On 2017-09-06, tsu2 <tsu2@no-mx.forums.microfocus.com> wrote:
> True, one of the factors affecting execution is are the L1 and L2
> caches, and then if available to specific or all cores of a processor.

L1 and L2 caches are core-confined whereas L3 is pooled across cores. My experience prefetching data to L3 caches is
very limited but the L3 latency is so poor that from little testing I’ve done, I’ve found prefetches to L3 largely
homeopathic for performance.

> IIRC the latest AMD processor is supposed to do something revolutionary
> to improve this.

That sounds exciting! Do you have a reference for this?

Since I don’t work with this kind of info regularly, I can’t remember the exact references I read.

But, you can start with the Wikipedia entry for the AMD Zen micro-architecture.
https://en.wikipedia.org/wiki/Zen_(microarchitecture)

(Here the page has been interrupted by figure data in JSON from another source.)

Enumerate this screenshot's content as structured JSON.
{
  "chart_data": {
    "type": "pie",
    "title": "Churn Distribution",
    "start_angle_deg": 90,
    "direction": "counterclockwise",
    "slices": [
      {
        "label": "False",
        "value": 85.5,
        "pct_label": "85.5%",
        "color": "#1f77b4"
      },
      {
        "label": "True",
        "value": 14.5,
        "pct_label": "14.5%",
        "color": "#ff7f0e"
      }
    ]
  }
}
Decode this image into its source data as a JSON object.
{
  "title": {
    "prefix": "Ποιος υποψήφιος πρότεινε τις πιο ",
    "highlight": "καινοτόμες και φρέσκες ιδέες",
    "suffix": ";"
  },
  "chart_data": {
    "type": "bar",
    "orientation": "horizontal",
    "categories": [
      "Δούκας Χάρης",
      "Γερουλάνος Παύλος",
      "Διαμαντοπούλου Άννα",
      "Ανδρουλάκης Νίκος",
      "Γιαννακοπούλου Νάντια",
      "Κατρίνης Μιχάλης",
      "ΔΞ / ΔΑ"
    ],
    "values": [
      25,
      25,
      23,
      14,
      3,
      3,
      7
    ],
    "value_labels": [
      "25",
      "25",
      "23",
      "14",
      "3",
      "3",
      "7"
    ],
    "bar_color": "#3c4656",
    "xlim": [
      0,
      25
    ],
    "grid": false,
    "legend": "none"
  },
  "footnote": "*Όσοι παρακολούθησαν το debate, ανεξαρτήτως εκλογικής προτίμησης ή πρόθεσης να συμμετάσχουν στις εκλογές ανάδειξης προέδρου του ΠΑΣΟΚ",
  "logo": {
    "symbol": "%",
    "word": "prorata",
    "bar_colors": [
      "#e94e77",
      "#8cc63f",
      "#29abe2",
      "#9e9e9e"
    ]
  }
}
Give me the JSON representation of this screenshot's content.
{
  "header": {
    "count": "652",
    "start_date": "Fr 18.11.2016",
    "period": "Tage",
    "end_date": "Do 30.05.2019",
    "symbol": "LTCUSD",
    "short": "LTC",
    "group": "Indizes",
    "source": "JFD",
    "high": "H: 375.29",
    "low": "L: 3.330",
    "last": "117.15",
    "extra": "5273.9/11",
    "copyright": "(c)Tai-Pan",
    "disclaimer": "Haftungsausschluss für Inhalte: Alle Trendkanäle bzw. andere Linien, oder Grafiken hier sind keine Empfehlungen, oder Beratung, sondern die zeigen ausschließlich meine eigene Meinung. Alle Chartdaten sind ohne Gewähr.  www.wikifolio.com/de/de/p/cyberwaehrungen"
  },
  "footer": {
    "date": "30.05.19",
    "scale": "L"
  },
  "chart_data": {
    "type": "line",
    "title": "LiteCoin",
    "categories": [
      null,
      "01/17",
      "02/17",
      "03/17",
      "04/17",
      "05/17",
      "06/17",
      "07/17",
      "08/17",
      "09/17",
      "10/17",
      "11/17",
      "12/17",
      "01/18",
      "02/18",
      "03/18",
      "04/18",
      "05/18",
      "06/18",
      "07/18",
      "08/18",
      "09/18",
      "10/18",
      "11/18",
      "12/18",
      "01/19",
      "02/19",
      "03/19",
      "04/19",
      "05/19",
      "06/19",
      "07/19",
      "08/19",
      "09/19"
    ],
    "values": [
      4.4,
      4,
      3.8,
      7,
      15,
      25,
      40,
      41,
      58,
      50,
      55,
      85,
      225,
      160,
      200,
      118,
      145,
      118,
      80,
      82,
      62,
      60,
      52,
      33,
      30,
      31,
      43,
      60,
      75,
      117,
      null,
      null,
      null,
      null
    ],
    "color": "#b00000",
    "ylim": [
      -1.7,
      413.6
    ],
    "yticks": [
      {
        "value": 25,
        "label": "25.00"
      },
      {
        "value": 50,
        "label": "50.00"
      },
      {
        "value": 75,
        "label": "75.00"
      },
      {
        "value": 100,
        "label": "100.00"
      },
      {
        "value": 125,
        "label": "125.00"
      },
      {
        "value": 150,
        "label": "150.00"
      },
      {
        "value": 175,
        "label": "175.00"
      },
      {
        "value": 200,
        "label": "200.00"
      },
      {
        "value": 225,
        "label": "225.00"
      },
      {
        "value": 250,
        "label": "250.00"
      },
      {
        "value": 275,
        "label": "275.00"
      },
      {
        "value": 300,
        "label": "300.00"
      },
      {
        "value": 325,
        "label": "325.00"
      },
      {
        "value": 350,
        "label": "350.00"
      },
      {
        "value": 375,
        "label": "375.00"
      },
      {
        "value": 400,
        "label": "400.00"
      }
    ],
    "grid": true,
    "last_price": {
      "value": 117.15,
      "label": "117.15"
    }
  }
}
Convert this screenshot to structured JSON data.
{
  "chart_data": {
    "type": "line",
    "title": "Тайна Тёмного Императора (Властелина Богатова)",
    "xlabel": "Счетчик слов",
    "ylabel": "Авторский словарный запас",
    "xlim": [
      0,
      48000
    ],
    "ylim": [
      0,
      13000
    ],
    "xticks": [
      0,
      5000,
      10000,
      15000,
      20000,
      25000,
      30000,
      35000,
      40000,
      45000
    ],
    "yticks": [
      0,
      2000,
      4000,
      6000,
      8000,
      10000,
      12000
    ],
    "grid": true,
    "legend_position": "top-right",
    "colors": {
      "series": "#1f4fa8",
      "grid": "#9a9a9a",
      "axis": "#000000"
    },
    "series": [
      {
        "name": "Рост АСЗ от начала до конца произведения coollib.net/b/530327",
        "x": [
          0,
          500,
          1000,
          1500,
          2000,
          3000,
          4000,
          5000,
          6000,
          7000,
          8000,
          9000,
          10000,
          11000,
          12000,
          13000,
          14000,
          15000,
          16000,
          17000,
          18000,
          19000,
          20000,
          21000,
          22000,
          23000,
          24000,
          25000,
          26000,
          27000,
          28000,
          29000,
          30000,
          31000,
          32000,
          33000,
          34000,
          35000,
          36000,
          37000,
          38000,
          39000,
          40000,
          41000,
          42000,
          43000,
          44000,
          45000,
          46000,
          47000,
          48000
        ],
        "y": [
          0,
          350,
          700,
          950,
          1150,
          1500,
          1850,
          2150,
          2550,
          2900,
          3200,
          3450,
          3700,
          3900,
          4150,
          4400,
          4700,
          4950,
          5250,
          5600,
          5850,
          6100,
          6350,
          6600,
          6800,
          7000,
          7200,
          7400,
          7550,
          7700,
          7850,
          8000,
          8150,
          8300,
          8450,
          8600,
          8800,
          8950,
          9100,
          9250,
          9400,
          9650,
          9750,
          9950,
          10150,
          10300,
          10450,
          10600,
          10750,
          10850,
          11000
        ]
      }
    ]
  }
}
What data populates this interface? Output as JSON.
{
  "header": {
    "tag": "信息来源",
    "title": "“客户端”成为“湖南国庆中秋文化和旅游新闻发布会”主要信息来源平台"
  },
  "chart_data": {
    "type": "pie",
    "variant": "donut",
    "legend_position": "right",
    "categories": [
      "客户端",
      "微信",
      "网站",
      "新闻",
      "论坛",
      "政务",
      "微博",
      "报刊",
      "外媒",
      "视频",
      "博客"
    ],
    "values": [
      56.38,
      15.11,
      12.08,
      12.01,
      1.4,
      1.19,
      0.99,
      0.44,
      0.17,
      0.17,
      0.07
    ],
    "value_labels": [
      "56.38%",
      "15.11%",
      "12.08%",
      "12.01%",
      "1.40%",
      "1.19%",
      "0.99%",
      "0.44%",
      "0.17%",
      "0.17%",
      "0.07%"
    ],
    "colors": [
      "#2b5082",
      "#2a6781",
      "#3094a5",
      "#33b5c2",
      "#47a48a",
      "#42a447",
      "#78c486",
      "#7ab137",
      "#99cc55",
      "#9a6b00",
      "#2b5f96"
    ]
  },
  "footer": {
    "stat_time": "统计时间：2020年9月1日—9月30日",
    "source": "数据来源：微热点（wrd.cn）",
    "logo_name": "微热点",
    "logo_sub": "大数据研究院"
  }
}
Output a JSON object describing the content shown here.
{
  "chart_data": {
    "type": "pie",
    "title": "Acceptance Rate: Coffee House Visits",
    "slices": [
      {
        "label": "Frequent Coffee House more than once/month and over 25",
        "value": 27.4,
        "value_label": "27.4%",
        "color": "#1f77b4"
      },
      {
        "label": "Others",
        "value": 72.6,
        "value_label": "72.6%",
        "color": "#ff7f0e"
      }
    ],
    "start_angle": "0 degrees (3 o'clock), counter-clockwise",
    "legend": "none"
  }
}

And, the stuff I’m describing about shared L2 and L3 caches might be related to the third listed feature, the CCX. Now, I can’t remember for sure if the L1 cache is core-specific only (would make sense) but still… shared L1 might take a performance hit but could also be physically engineered to be minimized through a layered manufacturing process so cores could have a very short physical path to any of the 4 L1 cache in a 4 core cluster.

TSU

On 2017-09-07, tsu2 <tsu2@no-mx.forums.microfocus.com> wrote:
> But, you can start with the Wikipedia entry for the AMD Zen
> micro-architecture.
> https://en.wikipedia.org/wiki/Zen_(microarchitecture)

Thanks Tsu. Very interesting.

> Now, I can’t remember for
> sure if the L1 cache is core-specific only (would make sense) but
> still…

Looking at the article, it appears the L1 and L2 cache is core specific (32KiB data L1 and 512KiB L2 per core) but the
SMT design accommodates two threads per core just like Intel CPUs.

> shared L1 might take a performance hit but could also be
> physically engineered to be minimized through a layered manufacturing
> process so cores could have a very short physical path to any of the 4
> L1 cache in a 4 core cluster.

The CCX seems to share only the L3 cache (8MiB per quad-core). I can’t tell from the article whether the L1 cache
reads/writes between cores within a CCX cluster have reduced latencies compared to those across different CCX clusters.
If it is, it’s an interesting stategy and I wonder whether it improves real-life performance.

It’s good to see AMD introducing AVX2 instructions to Zen, it’s just a shame they take twice as long as their Intel
counterparts - although I suspect this is less critical for performance compared to caching.

I’m curious. I have an i7 with 8 cores, but runs at 3000 to 3200Ghz. It cost quite a bit compared to other chips. Without going into a discussion of L# caches, in practical terms, for normal openSUSE desktop things, is it faster to have more cores, or less cores and faster processing? would a 4 core processor that runs at 3500 to 3700 Ghz do the normal things, like starting Libreoffice, or Firefox be faster?

Bart

You can always test and see.

It depends on the application. If the application is single-threaded, then it only uses one core. If there is significant multi-threading, then it can use several cores at the same time.

I would guess that firefox and LibreOffice are multi-threaded. But even it that’s right, it doesn’t tell how well that works for the particular way you are using them. So maybe do some testing.

Hi
Depends on what your doing… for me I’m not worried about GHz, but cores when building packages… I want one of these AMD Ryzen Threadripper 1950X (16-core/32-thread)

To run a program it is better to have an Ssd M2.